The decision to restart regular interaction is a backing off from Nato’s usual firm tone when it comes to Russia. And maybe Erdogan has overplayed his hand here. Following Turkey’s downing of the Russian bomber, the Warsaw-based Centre for Eastern Studies (OSW) released a provocative paper arguing that Erdogan’s motive was an attempt to break up a possible alliance between the West/Nato and Russia in Syria.

“The deliberate shooting down of the Russian bomber, which took place on the day of President [Francois] Hollande’s visit to Washington, and just before the talks between the leaders of the USA & France and Putin, is most likely an attempt by Ankara to reverse the adverse trends in the game around Syria,” OSW analyst Mateusz Chudziak speculated. “Its aim is to show Russia and the West that Ankara is a player whose interests should not only be acknowledged, but which also should participate in all considerations concerning Syria… Turkey is also most likely seeking to break up the prospect of an emerging Russian-Western alliance on the Syrian issue. At the same time, it puts the West in a very difficult situation (the need to support an unpredictable ally) and shows its own destabilising potential, which could also be used in the future. This is particularly important for the European Union, because Turkey is a key country in the context of the migration crisis in Europe.”

As bne IntelliNews reported herehere and here, Russia has been actively preparing for a possible war with the West since 2012, or at least to better provide itself with enough military firepower to give the Kremlin some serious leverage when arguing for a place at the top global table of international geopolitics.

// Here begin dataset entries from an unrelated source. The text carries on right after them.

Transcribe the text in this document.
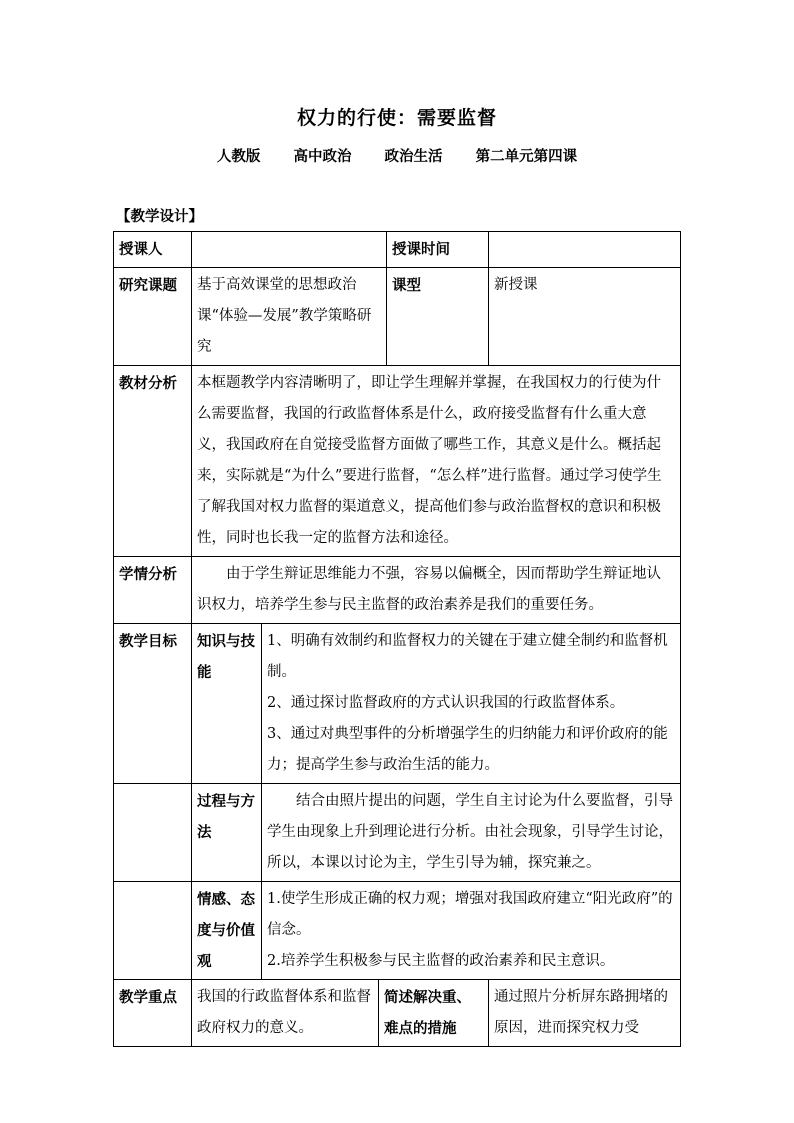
权力的行使：需要监督
人教版 高中政治 政治生活 第二单元第四课
【教学设计】
授课人				授课时间	
研究课题	基于高效课堂的思想政治课“体验—发展”教学策略研究			课型	新授课
教材分析	本框题教学内容清晰明了，即让学生理解并掌握，在我国权力的行使为什么需要监督，我国的行政监督体系是什么，政府接受监督有什么重大意义，我国政府在自觉接受监督方面做了哪些工作，其意义是什么。概括起来，实际就是“为什么”要进行监督，“怎么样”进行监督。通过学习使学生了解我国对权力监督的渠道意义，提高他们参与政治监督权的意识和积极性，同时也长我一定的监督方法和途径。				
学情分析	由于学生辩证思维能力不强，容易以偏概全，因而帮助学生辩证地认识权力，培养学生参与民主监督的政治素养是我们的重要任务。				

教学目标	知识与技能	1、明确有效制约和监督权力的关键在于建立健全制约和监督机制。
2、通过探讨监督政府的方式认识我国的行政监督体系。
3、通过对典型事件的分析增强学生的归纳能力和评价政府的能力；提高学生参与政治生活的能力。			

	过程与方法	结合由照片提出的问题，学生自主讨论为什么要监督，引导学生由现象上升到理论进行分析。由社会现象，引导学生讨论，所以，本课以讨论为主，学生引导为辅，探究兼之。			

	情感、态度与价值观	1.使学生形成正确的权力观；增强对我国政府建立“阳光政府”的信念。
2.培养学生积极参与民主监督的政治素养和民主意识。			

教学重点	我国的行政监督体系和监督政府权力的意义。		简述解决重、难点的措施		通过照片分析屏东路拥堵的原因，进而探究权力受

While Nato still massively out-spends, out-mans and out-guns Russia, and would clearly win any protracted war, the problem with Nato is its configuration is all wrong. Except for the US, Estonia, Poland, Greece and UK, the other Nato members have cut their spending to below the mandatory 2% of GDP in recent years. More importantly, its forces are not deployed for a classic front-based showdown, whereas Russia’s smaller forces are.

Putin has run a series of large-scale rapid-response military exercises this year, all designed to get the Russian military reaction time down. The result is Russia could deploy over 100,000 troops in less than seven days whereas Nato would take a lot longer to mass this number of troops and get them anywhere. If Russia invaded the Baltics, then Russia would beat Nato to the coast.  According to some analysts, Russia would probably take control of many of the strategic positions in Europe long before Nato could rally its forces to protect them. In simple terms, Russia’s forces are configured for a blitzkreig that Nato would be unable to stop in the short run.

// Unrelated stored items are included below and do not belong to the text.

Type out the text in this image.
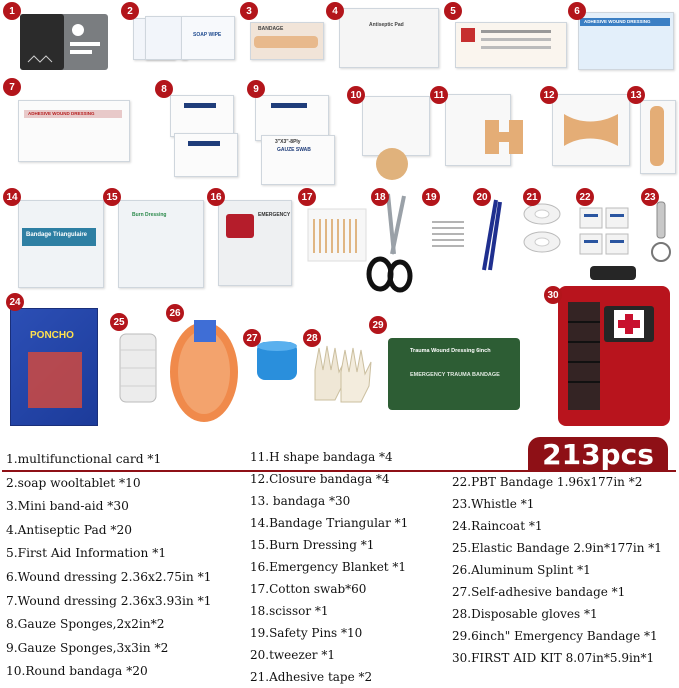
1	2
SOAP WIPE
3
BANDAGE
4
Antiseptic Pad
5	6
ADHESIVE WOUND DRESSING
7
ADHESIVE WOUND DRESSING
8	9
3"X3"-8Ply
GAUZE SWAB
10	11	12	13
14
Bandage Triangulaire
15
Burn Dressing
16
EMERGENCY
17	18	19	20	21	22	23
24
PONCHO
25
26
27	28
29
Trauma Wound Dressing 6inch
EMERGENCY TRAUMA BANDAGE
30
213pcs
1.multifunctional card *1
2.soap wooltablet *10
3.Mini band-aid *30
4.Antiseptic Pad *20
5.First Aid Information *1
6.Wound dressing 2.36x2.75in *1
7.Wound dressing 2.36x3.93in *1
8.Gauze Sponges,2x2in*2
9.Gauze Sponges,3x3in *2
10.Round bandaga *20
11.H shape bandaga *4
12.Closure bandaga *4
13. bandaga *30
14.Bandage Triangular *1
15.Burn Dressing *1
16.Emergency Blanket *1
17.Cotton swab*60
18.scissor *1
19.Safety Pins *10
20.tweezer *1
21.Adhesive tape *2
22.PBT Bandage 1.96x177in *2
23.Whistle *1
24.Raincoat *1
25.Elastic Bandage 2.9in*177in *1
26.Aluminum Splint *1
27.Self-adhesive bandage *1
28.Disposable gloves *1
29.6inch" Emergency Bandage *1
30.FIRST AID KIT 8.07in*5.9in*1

And that is the calculus: Putin doesn't need to be able to defeat Nato; he just needs to make the prospect of going to war sufficiently unpalatable to give him a very strong hand in any negotiation with the West. Both the Russians and even the Estonian ambassador to Moscow say there is no prospect of a Russian invasion in the Baltics. But Syria is a different kettle of fish, as the theatre of operations is already full of troops, planes and battleships. And accidents do happen.